Initiating the Marriage Proposal

The bridegroom initiated the process of offering the covenant of marriage to the bride. When we consider this action in light of the New and Everlasting Covenant, we see something tender and loving about the character of the Savior. We are immediately impressed by the fact that he, not us, invites us into the New and Everlasting Covenant. Clearly, “we love Him because he loved us first.”[xxxii]

When we are baptized, we often miss the fact that Jesus was the one who reached out to us and bade us enter into an eternal covenantal relationship with him. We sometimes mistakenly think that we were the ones who instigated the process, but according to the Jewish marriage tradition, that is not true.

In advance of every baptism is Jesus’ implied invitation. This fact speaks to his adoring love for us. He is the Bridegroom and we are his potential bride. He is the one who begins the covenant-making process. He does this through the Holy Ghost and through his authorized representatives: fathers, Home Teachers, bishops or missionaries.

The occasion of the marriage proposal often happened at the harvest season, suggesting a bounteous relationship and a fruitful future.[xxxiii] Likewise, when we join with the Lord in the Covenant, we glorify both him and his Father and we “bear much fruit” together.[xxxiv] The proposal procedure began by the bridegroom’s going to the house of the bride.

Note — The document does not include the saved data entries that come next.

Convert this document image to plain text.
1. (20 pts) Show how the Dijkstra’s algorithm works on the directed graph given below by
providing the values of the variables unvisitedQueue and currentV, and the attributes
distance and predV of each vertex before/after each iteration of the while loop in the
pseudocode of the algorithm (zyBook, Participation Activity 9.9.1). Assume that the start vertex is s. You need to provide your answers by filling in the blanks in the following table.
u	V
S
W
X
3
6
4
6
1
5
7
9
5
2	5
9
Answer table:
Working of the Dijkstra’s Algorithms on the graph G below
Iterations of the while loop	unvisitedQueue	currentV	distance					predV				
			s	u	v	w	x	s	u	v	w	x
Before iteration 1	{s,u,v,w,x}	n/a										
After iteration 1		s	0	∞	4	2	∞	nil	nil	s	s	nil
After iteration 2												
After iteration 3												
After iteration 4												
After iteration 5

He was accompanied by his father or a close friend(s).

We immediately envision a small entourage, a companionship, two or more witnesses like missionary companions, on an important mission to convey an invitation of infinite worth to the intended bride.

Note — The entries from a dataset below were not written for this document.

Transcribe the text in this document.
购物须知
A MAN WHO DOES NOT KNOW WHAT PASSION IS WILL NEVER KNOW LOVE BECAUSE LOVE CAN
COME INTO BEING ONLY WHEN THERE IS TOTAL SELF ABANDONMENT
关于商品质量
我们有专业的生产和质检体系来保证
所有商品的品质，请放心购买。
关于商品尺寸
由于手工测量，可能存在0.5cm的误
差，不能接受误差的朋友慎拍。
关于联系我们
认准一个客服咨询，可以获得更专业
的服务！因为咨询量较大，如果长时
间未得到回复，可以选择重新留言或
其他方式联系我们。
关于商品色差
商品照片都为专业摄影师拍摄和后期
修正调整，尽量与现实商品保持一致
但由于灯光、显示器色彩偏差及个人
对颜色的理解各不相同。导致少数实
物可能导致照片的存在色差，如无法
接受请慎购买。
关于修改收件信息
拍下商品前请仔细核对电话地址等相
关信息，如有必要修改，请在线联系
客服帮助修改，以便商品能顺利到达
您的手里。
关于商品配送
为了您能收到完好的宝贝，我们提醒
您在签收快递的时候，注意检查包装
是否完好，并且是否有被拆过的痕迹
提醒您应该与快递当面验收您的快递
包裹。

In her presence, the bridegroom would make the covenantal offer while his friend(s) would support him and bear witness of the event. This was the beginning of holiness, for truly, upon her acceptance of the marriage covenant, the bride would effectively ascribe holiness unto the Lord,[xxxv] her new husband.

Donna Nielsen wrote: “The collective term for all that broadly comprises a Jewish marriage is Kiddushin, which literally means ‘sanctities.’ This concept includes the ideas of being devoted irrevocably, being sanctified and set apart, and being consecrated.”[xxxvi] Clearly, the Jewish marriage is the perfect metaphor for the New and Everlasting Covenant.

Entering into the Covenant

The Bridegroom’s proposal to us includes sacred rituals that consecrate him to us (the bride), and our accepting his proposal consecrates us to him. We hear overtures of the Law of Consecration in this. Other symbolisms of the New and Everlasting Covenant become evident as the betrothal ceremony unfolds. In the Jewish marriage, the groom offered the bride’s father a bride price—she was “bought with a price.”[xxxvii]

Then the bridegroom presented his potential bride a written covenant of marriage that he had prepared.